Aller plus loin avec le DDD
Globalement, il est crucial d’avoir un point d’entrée unique pour les écritures sur une table donnée. En cela, on rejoint la notion d’agrégat du Domain-Driven Design. La question de la définition des agrégats est loin d’être triviale : il n’y a jamais de bonne réponse, juste beaucoup de facteurs à peser pour aboutir à un code maintenable. Pour aller plus loin sur cette question, vous pouvez vous référer à la série d’articles Effective Aggregate Design de Vaughn Vernon.
Impact sur une architecture en couches
L’impact de jOOQ sur une architecture en couches dépend de l’étanchéité de celle-ci.
Quand les entités JPA sont de simples DTO
Les entités JPA peuvent être définies comme des DTO, au sens où il s’agit d’objets définis spécifiquement pour transporter des données entre 2 couches de votre architecture (dans notre cas, la couche d’accès à la base de données et la base à proprement parler).

Si vous êtes dans ce cas, la migration est triviale : le DTO est tout simplement remplacé par le code généré par jOOQ.
- Définissez le mapping entre les objets générés par jOOQ et le modèle de données de la couche en amont.
- Remplacez tous les usages de l’entité JPA par jOOQ.
- Supprimez l’entité JPA.
Avec des entités JPA “multifonctions”
Il est également possible de définir des entités JPA en ajoutant simplement des annotations à des objets qui ont déjà d’autres responsabilités dans votre code. Le défaut de cette approche, outre le brouillage des responsabilités, tient dans le fait que le modèle est contaminé par de la complexité accidentelle, comme on l’a décrit dans le premier article.

Dans ce cas de figure, on souhaite donc extraire la responsabilité de mapping avec la DB de l’entité JPA préexistante.
- Définissez le mapping entre les objets générés par jOOQ et l’entité JPA.
- Remplacez tous les usages de l’entité JPA par jOOQ.
- Supprimez les annotations JPA, désormais obsolètes, de l’objet et profitez en pour le supprimer.
On pourrait considérer l’idée d’utiliser le code généré par jOOQ pour remplacer l’entité JPA préexistante partout ; ce n’est pas préconisé, dans la mesure où il s’agirait d’une augmentation du couplage de tout votre code avec le modèle de la base de données. Alors qu’il peut exister des stratégies pour absorber des modifications du modèle de la base dans une entité JPA (l’annotation Embedded, par exemple), avec le code généré par jOOQ, toute modification du modèle de la base de données viendrait casser votre code.
Conclusion
Passer à jOOQ, ce n’est pas seulement un assainissement de votre legacy en soi, mais également une occasion de reprendre le contrôle sur votre code. Le fait de devoir écrire explicitement chaque requête que vous voulez exécuter, sans le biais qu’apporte le paradigme objet, vous force à vous interroger sur la conception de votre logiciel. Bien entendu, ça n’empêche pas tous les problèmes, mais ça en résout certains et ça rend surtout les autres bien visibles, rendant par là même votre code plus facile à maintenir.

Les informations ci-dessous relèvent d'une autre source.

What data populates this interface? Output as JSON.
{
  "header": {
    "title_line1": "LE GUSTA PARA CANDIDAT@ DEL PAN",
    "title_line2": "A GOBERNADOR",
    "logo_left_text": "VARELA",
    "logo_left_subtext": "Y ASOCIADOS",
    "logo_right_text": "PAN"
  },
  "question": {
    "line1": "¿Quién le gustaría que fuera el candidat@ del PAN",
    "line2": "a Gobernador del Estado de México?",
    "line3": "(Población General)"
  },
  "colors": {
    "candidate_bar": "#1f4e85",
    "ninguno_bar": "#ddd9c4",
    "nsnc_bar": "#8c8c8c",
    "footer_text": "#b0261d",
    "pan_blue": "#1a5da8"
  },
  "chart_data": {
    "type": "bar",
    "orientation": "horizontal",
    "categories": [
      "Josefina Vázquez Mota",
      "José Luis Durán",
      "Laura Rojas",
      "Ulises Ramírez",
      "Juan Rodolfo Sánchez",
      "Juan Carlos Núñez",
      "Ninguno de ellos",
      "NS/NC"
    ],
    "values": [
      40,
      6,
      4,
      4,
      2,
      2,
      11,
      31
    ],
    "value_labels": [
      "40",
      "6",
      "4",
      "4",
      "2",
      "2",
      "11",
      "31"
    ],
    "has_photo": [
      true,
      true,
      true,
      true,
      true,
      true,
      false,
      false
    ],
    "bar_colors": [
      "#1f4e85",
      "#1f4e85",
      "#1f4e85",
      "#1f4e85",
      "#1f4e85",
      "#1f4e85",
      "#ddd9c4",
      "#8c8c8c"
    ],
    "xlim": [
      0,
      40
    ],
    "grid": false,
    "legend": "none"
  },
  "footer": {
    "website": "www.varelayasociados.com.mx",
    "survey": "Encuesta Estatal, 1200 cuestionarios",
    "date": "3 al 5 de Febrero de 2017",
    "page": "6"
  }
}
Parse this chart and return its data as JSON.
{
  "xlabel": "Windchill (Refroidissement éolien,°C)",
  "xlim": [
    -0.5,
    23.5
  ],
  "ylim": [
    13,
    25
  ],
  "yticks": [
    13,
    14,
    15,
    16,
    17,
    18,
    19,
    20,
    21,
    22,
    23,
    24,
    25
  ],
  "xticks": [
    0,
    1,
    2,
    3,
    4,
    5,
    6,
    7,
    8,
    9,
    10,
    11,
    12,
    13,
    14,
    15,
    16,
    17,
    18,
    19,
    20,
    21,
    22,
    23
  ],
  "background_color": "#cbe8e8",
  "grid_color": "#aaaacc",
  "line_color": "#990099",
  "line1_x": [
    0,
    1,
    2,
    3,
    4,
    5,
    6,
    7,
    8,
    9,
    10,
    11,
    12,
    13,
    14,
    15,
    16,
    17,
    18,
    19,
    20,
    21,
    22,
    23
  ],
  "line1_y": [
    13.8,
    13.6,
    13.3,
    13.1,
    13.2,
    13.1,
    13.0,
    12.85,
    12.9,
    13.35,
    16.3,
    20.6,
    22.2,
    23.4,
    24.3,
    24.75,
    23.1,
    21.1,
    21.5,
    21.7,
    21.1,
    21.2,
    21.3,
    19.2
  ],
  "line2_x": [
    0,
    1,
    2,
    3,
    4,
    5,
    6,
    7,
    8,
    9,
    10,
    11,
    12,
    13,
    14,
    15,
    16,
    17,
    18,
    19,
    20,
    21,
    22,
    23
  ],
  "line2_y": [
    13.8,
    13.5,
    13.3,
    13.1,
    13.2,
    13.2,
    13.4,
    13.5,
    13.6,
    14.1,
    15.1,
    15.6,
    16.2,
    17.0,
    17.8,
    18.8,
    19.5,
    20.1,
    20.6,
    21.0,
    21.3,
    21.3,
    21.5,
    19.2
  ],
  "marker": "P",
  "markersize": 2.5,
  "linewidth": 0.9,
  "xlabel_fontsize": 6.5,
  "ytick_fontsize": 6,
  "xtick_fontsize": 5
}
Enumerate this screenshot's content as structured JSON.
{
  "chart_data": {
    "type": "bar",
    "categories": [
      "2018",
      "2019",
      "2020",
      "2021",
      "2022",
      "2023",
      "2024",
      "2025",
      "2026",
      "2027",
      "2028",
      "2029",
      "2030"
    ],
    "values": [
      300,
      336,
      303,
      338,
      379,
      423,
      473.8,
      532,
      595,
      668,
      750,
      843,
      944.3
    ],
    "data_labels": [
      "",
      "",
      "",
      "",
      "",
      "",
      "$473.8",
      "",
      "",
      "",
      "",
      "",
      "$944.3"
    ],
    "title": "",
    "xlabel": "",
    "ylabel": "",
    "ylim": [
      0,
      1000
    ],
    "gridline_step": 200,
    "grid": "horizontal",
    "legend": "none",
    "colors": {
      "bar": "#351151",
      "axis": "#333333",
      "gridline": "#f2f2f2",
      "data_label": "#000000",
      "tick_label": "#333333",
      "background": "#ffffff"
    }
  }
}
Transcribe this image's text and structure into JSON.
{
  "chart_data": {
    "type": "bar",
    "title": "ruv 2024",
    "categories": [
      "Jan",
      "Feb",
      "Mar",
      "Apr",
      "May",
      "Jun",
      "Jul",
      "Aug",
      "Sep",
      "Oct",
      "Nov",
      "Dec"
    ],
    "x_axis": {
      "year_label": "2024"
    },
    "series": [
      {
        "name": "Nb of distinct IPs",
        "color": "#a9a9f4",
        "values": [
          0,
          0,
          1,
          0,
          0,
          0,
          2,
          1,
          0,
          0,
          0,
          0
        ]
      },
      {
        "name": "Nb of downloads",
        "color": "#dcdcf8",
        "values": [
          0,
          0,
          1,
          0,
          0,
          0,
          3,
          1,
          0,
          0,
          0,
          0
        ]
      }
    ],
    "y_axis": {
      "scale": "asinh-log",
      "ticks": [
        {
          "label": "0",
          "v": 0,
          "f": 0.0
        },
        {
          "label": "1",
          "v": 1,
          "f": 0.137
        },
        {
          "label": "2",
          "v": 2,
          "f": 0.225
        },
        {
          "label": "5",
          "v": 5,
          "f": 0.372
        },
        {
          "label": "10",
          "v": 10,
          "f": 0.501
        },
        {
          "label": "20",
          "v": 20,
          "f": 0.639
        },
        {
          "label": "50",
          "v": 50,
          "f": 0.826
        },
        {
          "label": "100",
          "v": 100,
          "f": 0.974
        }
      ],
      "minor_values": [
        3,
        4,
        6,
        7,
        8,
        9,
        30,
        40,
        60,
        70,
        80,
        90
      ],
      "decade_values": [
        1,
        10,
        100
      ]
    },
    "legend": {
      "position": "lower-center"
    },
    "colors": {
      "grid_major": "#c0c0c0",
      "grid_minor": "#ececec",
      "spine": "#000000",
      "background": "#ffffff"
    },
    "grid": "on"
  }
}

Cependant, passer le pas alors que les ORMs restent hégémoniques peut sembler risqué : nous avons besoin d’experts, et on en trouvera plus facilement sur JPA que sur jOOQ. Mais ce serait passer à côté de l’intérêt principal de jOOQ : ce dont vous avez besoin, ce n’est pas d’une expertise sur une nouvelle lib, mais bien de savoir faire du SQL. Tout simplement.